“Pensamientos de suicidio y empeoramiento de su depresión o trastorno de ansiedad. Si usted está deprimido y/o tiene un trastorno de ansiedad, a veces puede tener pensamientos de hacerse daño o suicidarse. Esto puede aumentar al principio de comenzar a tomar antidepresivos, debido a que todos estos medicamentos tardan un tiempo en hacer efecto, normalmente unas dos semanas pero a veces puede ser más tiempo.”
No paraba de releer una y otra vez aquel párrafo de aquel prospecto de aquellas pastillas que le había recetado el médico. Estaba tirado en el suelo, solo, con la espalda contra la pared, una mano apoyada en la cabeza, las gafas en su regazo y la caja de pastillas, en las que solo faltaba una, en su otra mano. El prospecto arropaba su pantalón y le gritaba diciéndole que su estado anímico, que al lugar donde había llegado, hoy en día se le llama depresión y si tomaba aquellas pequeñitas pastillas azules, podría salir de allí. Depresión, de-pre-sión. No era posible, no podía estar metido en esa mierda, él no, a él no le podía pasar eso. Pero ahí estaba, tirado en el suelo, sin recordar cuándo fue la última vez que se duchó o cambió de pijama. Ni siquiera le quedaban platos limpios, la nevera vacía, con medio limón de testigo. El buzón lleno, lo miraba cada día, en busca de aquella carta que le diera algo a lo que acogerse para seguir, pero nada, facturas y publicidad, ni siquiera se molestaba en sacar las cartas del buzón.
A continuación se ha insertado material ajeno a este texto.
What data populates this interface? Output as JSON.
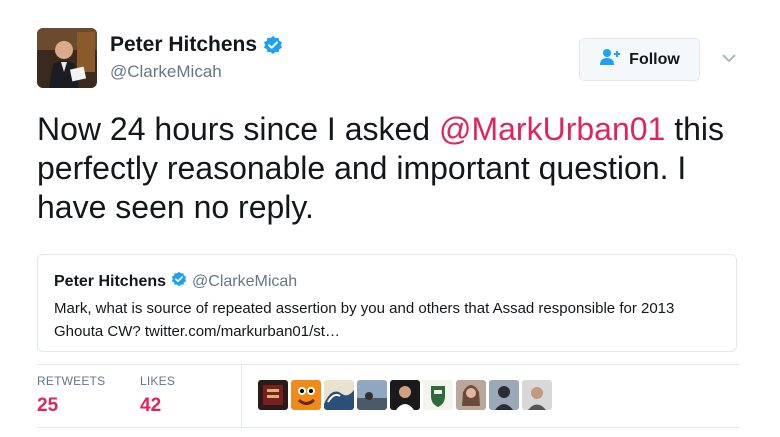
{
  "author": {
    "name": "Peter Hitchens",
    "handle": "@ClarkeMicah",
    "verified_icon": "verified-badge-icon"
  },
  "follow_button": {
    "label": "Follow",
    "icon": "add-person-icon"
  },
  "menu": {
    "icon": "chevron-down-icon"
  },
  "tweet": {
    "text_before": "Now 24 hours since I asked ",
    "mention": "@MarkUrban01",
    "text_after": " this perfectly reasonable and important question. I have seen no reply."
  },
  "quoted_tweet": {
    "name": "Peter Hitchens",
    "handle": "@ClarkeMicah",
    "text": "Mark, what is source of repeated assertion by you and others that Assad responsible for 2013 Ghouta CW? twitter.com/markurban01/st…"
  },
  "stats": {
    "retweets_label": "RETWEETS",
    "retweets_value": "25",
    "likes_label": "LIKES",
    "likes_value": "42"
  },
  "colors": {
    "accent": "#e0245e",
    "verified": "#1da1f2",
    "muted": "#657786",
    "border": "#e1e8ed"
  }
}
Llevaba semanas, casi meses, siendo impuntual e ineficaz en el trabajo y ya le habían dado varios toque s de atención, afortunadamente siempre supo disimular muy bien y hacer lo justo para que siguiera pareciendo ante todos que no era de esa clase de personas que necesitaban esas pastillas.
Lo peor de todo era el bloqueo, el bloqueo de todo. Había decidido no destruirse. La primera opción, no recordaba cuándo, pero en el momento en que toda esa mierda comenzó, lo primero que hizo fue darse a la bebida. Se pasaba los días bebiendo y las noches cerrando los bares hasta volver a casa sabiendo que debía de tumbarse de lado porque tarde o temprano vomitaría. No era imbécil y pronto se dio cuenta de no estar solucionando nada. Fue fácil para él dejar de beber, coincidiendo con dejar de dormir. De repente las noches en la cama eran insoportables, necesitaba salir, salir y no parar de caminar. La peor noche fue aquella en la que empezó a caminar y llegó a aquel peñasco, con unas vistas increíbles, unas vistas que dejaron de ser vistas para ver solo la profundidad y que llegaran a su cabeza preguntas como qué pasaría ahora si estuviera él en el fondo del peñasco. Se lo preguntaba constantemente. Cada noche, durante tres meses, estuvo acudiendo allí, pero no supo, nunca supo encontrar una respuesta, el bloqueo seguía, estaba en un punto muerto, su problema, sin embargo, era que estaba vivo.